Через полчаса, с равнодушным выражением на лице, Ахлестышев подходил по Воздвиженке к Кутафьей башне. Здесь его встретил первый караул. Подтянутый гренадёр молодцевато козырнул офицеру — и пропустил его дальше. В Троицких воротах картина повторилась: внешний вид Петра не вызывал у часовых никаких подозрений. И вот он в Кремле! Неужели это так просто? И куда теперь ему идти?
Прямо перед каторжником простиралась Сенатская площадь. По левую руку тянулись здания Сената и Арсенала, а справа, совсем близко, стояла Оружейная палата. Туда ему и требовалось попасть. Но как? Пётр замешкался. Маячить на глазах патрулей было опасно, а идти сразу в палату казалось ему преждевременным. Прогуляться вокруг Архиерейского дома и монастырей? Но за ними — пушечный шатёр-батарея, наверняка там сейчас стоит артиллерия гвардии…
Он не успел принять никакого решения.
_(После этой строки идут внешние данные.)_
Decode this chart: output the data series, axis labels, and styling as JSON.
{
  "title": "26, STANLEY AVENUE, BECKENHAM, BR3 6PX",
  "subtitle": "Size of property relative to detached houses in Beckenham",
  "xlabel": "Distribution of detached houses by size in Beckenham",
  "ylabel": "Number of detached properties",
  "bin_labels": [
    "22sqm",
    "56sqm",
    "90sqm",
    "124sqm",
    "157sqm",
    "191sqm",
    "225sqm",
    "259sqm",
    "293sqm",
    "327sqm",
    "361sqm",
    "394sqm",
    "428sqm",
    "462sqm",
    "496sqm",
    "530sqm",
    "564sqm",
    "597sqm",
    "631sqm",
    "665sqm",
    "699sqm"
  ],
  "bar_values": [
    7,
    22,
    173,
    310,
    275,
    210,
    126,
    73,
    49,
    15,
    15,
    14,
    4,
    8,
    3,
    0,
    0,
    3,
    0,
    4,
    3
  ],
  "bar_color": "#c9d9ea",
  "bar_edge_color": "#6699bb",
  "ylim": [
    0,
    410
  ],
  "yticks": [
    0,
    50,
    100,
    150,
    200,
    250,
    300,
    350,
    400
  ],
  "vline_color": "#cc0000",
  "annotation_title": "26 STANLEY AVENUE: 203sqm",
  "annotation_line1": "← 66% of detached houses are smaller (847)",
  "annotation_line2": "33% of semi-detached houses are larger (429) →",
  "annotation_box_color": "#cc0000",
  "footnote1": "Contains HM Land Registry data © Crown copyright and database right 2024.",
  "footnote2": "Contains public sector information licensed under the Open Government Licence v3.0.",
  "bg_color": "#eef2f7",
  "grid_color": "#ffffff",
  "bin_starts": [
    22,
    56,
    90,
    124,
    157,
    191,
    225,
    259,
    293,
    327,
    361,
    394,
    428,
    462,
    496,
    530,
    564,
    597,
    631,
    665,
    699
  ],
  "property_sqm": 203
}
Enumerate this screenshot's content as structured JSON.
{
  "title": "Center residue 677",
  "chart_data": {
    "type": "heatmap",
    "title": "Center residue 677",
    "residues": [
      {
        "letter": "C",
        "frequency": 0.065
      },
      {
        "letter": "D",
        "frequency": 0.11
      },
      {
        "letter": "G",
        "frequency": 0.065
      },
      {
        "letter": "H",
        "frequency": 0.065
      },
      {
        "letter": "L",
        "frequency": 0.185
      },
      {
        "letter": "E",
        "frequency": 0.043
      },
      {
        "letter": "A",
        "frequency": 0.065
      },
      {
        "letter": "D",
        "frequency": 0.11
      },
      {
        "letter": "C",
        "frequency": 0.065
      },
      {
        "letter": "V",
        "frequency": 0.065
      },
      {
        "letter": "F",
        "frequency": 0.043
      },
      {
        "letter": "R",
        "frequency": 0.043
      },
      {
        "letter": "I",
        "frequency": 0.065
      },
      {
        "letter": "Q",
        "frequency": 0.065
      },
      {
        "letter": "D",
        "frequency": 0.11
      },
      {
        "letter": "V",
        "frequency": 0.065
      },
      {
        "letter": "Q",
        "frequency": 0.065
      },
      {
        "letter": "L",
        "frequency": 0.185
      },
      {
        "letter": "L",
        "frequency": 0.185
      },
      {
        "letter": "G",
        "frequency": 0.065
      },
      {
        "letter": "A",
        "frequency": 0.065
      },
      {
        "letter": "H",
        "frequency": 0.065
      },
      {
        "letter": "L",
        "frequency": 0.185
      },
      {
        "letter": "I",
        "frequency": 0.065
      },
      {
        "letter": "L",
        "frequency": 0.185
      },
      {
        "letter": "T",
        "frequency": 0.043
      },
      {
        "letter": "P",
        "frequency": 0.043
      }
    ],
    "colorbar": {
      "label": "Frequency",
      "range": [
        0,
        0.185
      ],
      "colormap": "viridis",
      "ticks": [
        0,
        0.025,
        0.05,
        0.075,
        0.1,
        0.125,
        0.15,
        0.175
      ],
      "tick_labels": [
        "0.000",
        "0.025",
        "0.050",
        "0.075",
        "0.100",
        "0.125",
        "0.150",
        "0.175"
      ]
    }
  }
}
Из Дворцовой улицы вдруг вышел Шехонский и лоб в лоб столкнулся с Петром. Секунду они молча смотрели друг на друга, потом изменник закричал, обращаясь к караулу на воротах:
— Арестуйте его, это переодетый русский!
— Ложь! — ещё громче ответил Ахлестышев. — Он сам русский! Кто пропустил его в Кремль?
Часовые растерялись, не зная, кого слушать. Оба скандалиста говорили по-французски, как парижане, но один был в офицерском мундире. Караул уже решил встать на сторону лейтенанта, но тут появился граф Полестель.
— Что за шум?
Увидел Петра и оскалился в довольной улыбке.
— Ахлестышев! Вас не расстреляли? Ну, тем лучше. Второй шпион за два дня.
Полковник повернулся к караулу и приказал:
— Взять его!
У Петра отобрали оружие, обыскали и отвели в Оружейную палату, в кабинет следователя.
— Как вам удалось тогда спастись? — начал допрос граф.
— Я уговорил карабинеров отпустить нас с приятелем.
— Хм… Наглости вам не занимать. Но посмотрим, как пойдёт дальше. На вас мундир тиральера. Где вы его взяли?
— Выменял на овощи.
— С какой целью явились в Кремль?
— Давно не видел Царь-пушку.
— Четыре дня назад за Пресненской заставой был убит фельдъегерь императора. Нападавшие выдавали себя за поляков. Ими командовал высокий человек, в совершенстве владеющий французским. По приметам он очень походит на вас.
— Не имею привычки читать чужие письма.
— Смеётесь? Недолго осталось! Я могу справиться в тиральерских полках Молодой гвардии, не пропадали ли у них недавно обер-офицеры. Могу устроить очную ставку с начальником патруля у Пресненской заставы. Но зачем такие хлопоты? Вы — русский, проникший в Кремль. Одного этого достаточно, чтобы отвести вас прямо сейчас в ров к Тайницкой башне. И я думаю: для чего же тянуть? Позвать караул, и пусть парни доделают то, с чем не справились карабинеры. Попробуйте их уговорить. Ну?
— Что «ну»?
— Звать караул? Или скажете правду? Я не шучу — время шуток для вас кончилось. Пять минут — и вы покойник, здесь это не занимает много времени.
— О чём же вы хотите, чтобы я говорил?
— Главный вопрос: как вы связаны с Ельчаниновым?
— А кто это?
— Русский лазутчик, арестованный мною вчера.
— Нет, я никак не связан с этим человеком, я его не знаю.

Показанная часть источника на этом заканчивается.